The tests, part of an ongoing “Life Science Project,” aim to develop equipment to maintain “the viability of detached body organs,” according to the firm. HKTV reported that the animal limbs remained viable for about 46 hours, while heads survived for roughly seven hours, which its research team claimed was the world’s first. A HKTVmall branch in Kowloon Bay. File photo: Wikimedia Commons. The animal NGO has urged a boycott of HKTVmall. “HKTV’s disturbing head and limb severing experiments are straight out of a horror film, and they must be stopped before another animal endures a terrifying and prolonged death,” said PETA Asia President Jason Baker in a Friday press release. “Experiments on animals overwhelmingly fail to benefit human health, and PETA is urging everyone to speak out against this cruelty by refusing to buy products from HKTVmall until HKTV bans these experiments.”

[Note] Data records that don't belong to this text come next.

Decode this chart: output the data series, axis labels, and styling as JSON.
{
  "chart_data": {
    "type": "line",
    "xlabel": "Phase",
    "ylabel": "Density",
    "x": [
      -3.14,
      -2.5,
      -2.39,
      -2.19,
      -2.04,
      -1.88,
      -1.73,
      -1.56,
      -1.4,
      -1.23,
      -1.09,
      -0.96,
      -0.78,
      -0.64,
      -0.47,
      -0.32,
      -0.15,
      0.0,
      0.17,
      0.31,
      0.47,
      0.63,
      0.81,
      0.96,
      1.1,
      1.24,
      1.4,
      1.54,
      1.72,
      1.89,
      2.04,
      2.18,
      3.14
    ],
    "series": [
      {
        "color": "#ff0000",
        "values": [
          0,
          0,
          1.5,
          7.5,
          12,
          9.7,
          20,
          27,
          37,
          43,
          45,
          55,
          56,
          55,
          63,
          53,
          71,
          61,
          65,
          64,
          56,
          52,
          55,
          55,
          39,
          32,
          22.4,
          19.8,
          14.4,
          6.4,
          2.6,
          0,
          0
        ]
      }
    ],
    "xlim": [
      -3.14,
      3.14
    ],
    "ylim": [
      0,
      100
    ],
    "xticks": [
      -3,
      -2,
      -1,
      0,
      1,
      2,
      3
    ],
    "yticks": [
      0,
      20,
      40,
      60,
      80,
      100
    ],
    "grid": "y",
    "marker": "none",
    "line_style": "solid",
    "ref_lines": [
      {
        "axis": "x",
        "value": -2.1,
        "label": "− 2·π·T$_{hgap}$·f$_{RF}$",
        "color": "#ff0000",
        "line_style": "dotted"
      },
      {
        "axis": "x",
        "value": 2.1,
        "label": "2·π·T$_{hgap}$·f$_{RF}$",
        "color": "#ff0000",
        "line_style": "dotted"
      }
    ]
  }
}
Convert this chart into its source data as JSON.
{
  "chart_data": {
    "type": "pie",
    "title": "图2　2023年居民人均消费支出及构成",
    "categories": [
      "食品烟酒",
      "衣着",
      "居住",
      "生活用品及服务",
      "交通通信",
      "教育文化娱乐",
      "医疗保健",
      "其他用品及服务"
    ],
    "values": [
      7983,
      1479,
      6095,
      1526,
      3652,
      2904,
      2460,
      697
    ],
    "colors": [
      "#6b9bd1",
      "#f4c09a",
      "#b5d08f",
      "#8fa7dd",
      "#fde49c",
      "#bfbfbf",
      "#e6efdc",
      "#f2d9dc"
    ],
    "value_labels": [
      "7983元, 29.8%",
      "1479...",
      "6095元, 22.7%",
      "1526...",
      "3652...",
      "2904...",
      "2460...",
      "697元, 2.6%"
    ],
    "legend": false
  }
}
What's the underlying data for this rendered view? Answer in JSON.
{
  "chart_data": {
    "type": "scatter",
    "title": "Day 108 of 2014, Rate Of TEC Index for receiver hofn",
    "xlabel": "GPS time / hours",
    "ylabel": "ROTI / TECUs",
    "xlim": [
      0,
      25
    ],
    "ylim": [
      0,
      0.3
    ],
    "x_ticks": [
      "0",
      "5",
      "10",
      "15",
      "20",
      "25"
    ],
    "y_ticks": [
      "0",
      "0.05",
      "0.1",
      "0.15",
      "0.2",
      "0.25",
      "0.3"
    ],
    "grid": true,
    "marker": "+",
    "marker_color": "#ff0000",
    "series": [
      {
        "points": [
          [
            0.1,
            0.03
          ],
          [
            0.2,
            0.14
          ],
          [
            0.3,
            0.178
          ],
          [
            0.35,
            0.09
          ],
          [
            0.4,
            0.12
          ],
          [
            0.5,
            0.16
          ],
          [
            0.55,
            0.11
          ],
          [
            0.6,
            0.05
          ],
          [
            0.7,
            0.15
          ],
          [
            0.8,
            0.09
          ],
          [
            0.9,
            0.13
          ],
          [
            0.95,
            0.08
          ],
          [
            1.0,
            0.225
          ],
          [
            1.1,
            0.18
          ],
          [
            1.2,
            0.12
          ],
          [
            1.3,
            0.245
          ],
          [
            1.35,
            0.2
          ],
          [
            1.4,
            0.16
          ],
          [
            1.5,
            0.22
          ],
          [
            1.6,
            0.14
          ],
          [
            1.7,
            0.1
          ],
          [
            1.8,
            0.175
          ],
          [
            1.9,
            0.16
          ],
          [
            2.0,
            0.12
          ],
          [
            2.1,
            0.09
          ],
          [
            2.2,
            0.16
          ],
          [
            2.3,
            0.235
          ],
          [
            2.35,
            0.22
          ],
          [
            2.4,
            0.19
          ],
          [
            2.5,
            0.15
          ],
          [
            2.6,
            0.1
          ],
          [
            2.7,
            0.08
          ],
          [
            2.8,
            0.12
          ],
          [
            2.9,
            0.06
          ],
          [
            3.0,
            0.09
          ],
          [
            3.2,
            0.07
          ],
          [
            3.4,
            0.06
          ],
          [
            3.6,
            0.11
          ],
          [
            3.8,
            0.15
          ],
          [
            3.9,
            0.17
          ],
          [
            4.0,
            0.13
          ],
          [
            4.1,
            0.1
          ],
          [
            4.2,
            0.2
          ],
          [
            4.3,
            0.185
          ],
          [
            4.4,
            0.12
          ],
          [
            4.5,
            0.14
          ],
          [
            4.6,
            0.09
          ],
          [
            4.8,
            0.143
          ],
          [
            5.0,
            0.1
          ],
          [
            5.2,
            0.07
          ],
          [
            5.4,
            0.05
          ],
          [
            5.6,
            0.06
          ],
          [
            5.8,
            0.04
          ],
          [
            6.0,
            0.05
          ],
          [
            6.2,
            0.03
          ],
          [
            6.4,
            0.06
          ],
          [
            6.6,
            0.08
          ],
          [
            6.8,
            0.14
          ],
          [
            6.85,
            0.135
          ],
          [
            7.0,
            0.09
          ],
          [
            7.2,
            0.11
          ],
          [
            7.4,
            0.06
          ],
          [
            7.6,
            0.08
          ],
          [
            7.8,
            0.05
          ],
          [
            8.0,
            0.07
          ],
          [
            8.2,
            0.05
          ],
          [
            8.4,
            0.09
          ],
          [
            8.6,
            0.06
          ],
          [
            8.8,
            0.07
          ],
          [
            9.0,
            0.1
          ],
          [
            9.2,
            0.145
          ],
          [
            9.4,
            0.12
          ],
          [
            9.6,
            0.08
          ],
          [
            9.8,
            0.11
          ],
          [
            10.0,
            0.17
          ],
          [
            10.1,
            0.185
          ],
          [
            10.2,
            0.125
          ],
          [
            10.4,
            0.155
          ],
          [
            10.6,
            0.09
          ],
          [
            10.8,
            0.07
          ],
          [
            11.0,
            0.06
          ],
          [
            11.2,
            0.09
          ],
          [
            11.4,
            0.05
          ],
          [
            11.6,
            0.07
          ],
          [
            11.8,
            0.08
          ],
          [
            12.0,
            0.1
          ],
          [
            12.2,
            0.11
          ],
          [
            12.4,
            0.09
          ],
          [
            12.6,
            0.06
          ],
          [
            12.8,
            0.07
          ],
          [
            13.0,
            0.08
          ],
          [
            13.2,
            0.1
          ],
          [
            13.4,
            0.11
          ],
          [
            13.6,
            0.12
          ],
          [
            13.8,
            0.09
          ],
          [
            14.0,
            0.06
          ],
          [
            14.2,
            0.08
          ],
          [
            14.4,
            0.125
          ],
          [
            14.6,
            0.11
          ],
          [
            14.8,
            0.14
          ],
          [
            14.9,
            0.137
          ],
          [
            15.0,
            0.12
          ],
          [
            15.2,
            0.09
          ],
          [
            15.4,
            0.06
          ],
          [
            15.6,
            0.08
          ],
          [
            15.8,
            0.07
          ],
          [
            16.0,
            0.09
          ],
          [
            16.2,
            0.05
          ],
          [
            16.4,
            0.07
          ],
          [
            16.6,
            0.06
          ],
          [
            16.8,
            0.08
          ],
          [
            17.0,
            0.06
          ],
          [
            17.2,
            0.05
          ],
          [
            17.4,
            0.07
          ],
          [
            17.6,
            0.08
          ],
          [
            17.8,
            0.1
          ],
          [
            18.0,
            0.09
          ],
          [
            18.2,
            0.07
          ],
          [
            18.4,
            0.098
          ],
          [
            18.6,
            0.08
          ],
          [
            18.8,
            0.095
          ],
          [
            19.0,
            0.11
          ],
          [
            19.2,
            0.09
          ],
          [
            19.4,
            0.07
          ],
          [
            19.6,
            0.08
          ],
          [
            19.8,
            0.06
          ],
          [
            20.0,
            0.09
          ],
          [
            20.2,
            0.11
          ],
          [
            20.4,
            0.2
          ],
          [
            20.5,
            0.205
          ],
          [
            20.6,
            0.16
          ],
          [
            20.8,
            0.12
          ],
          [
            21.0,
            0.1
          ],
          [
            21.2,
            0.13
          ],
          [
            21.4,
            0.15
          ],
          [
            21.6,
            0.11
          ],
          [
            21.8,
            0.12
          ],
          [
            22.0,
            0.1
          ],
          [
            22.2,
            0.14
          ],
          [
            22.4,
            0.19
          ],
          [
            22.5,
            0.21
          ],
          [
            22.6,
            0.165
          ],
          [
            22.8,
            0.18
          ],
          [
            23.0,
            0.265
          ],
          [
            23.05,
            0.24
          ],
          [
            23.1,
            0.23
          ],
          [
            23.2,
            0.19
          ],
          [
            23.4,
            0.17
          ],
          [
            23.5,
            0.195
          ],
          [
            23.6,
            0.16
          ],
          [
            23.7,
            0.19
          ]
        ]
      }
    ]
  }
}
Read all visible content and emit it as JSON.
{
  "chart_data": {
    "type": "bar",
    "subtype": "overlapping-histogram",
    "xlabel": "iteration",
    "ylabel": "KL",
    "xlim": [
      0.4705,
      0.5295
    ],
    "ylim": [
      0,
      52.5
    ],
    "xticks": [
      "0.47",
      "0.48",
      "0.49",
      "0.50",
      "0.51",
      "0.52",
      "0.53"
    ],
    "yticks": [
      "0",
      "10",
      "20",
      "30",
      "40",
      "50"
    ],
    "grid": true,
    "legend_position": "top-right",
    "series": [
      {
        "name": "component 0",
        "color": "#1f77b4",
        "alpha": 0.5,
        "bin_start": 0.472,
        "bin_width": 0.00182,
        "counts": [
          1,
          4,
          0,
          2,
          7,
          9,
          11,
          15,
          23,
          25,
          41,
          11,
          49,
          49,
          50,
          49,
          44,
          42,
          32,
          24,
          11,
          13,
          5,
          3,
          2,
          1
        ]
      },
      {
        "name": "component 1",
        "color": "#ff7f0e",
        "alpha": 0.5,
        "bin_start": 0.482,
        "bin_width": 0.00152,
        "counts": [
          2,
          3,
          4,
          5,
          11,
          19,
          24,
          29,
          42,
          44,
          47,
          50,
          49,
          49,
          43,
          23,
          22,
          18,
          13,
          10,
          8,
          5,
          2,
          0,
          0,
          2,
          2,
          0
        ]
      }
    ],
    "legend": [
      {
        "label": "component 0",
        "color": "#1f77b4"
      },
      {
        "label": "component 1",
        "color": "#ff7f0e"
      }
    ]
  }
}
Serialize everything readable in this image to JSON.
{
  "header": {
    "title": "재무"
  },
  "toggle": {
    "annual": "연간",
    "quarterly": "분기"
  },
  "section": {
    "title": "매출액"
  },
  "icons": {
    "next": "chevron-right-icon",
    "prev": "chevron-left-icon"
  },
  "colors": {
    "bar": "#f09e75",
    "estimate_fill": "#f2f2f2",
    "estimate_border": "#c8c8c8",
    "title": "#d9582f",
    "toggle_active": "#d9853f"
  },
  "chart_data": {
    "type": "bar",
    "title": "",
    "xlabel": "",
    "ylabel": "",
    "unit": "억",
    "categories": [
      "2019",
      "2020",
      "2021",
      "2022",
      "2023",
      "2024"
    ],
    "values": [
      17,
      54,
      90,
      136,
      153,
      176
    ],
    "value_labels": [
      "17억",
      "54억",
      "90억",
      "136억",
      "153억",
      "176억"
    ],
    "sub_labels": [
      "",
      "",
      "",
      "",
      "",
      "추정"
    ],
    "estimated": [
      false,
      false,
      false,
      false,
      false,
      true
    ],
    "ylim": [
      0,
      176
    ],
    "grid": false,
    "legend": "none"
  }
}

HKTV’s annual report said that the tests could eventually help with applications relating to organ transplantation and potentially extending the human lifespan. However, the firm admitted it cannot predict the project’s success rate or financial return.
‘No significant progress’
Citing research from 2008 to 2015, Baker of PETA said last week, “Studies examining spinal cord injury experiments on animals show that decades of such work have not led to significant progress in reviving spinal neurons, because of fundamental interspecies differences.” Pigs. File photo: marnock/Pexels He also noted that some prominent US agencies had shifted away from animal testing in recent years, while “human-relevant technologies,” such as non-invasive human imaging, have developed to improve human health.
In an emailed reply to HKFP on April 1, HKTV said its Life Science Project was “not intended to cause unnecessary harm to the animals, with the objective of improving the quality of life for the elderly, while contributing to advances in organ preservation, limb transplantation, and blood regeneration.”
The company said pigs and sheep were “commonly used” in scientific research on organ transplantation. Anaesthetics were used during the experiments, and the procedures were in line with “regulations regarding laboratory animal ethics [issued] by the Government,” HKTV added. Ricky Wong, vice chair and group CEO of Hong Kong Technology Venture Company (HKTV). File photo: Supplied. The research team is led by professionals such as “neurosurgeons, neurologists, veterinarians, university professors, anaesthesiologists, and research specialists,” the company said, without providing the names of the team members. It said alternative experimental methods had not worked.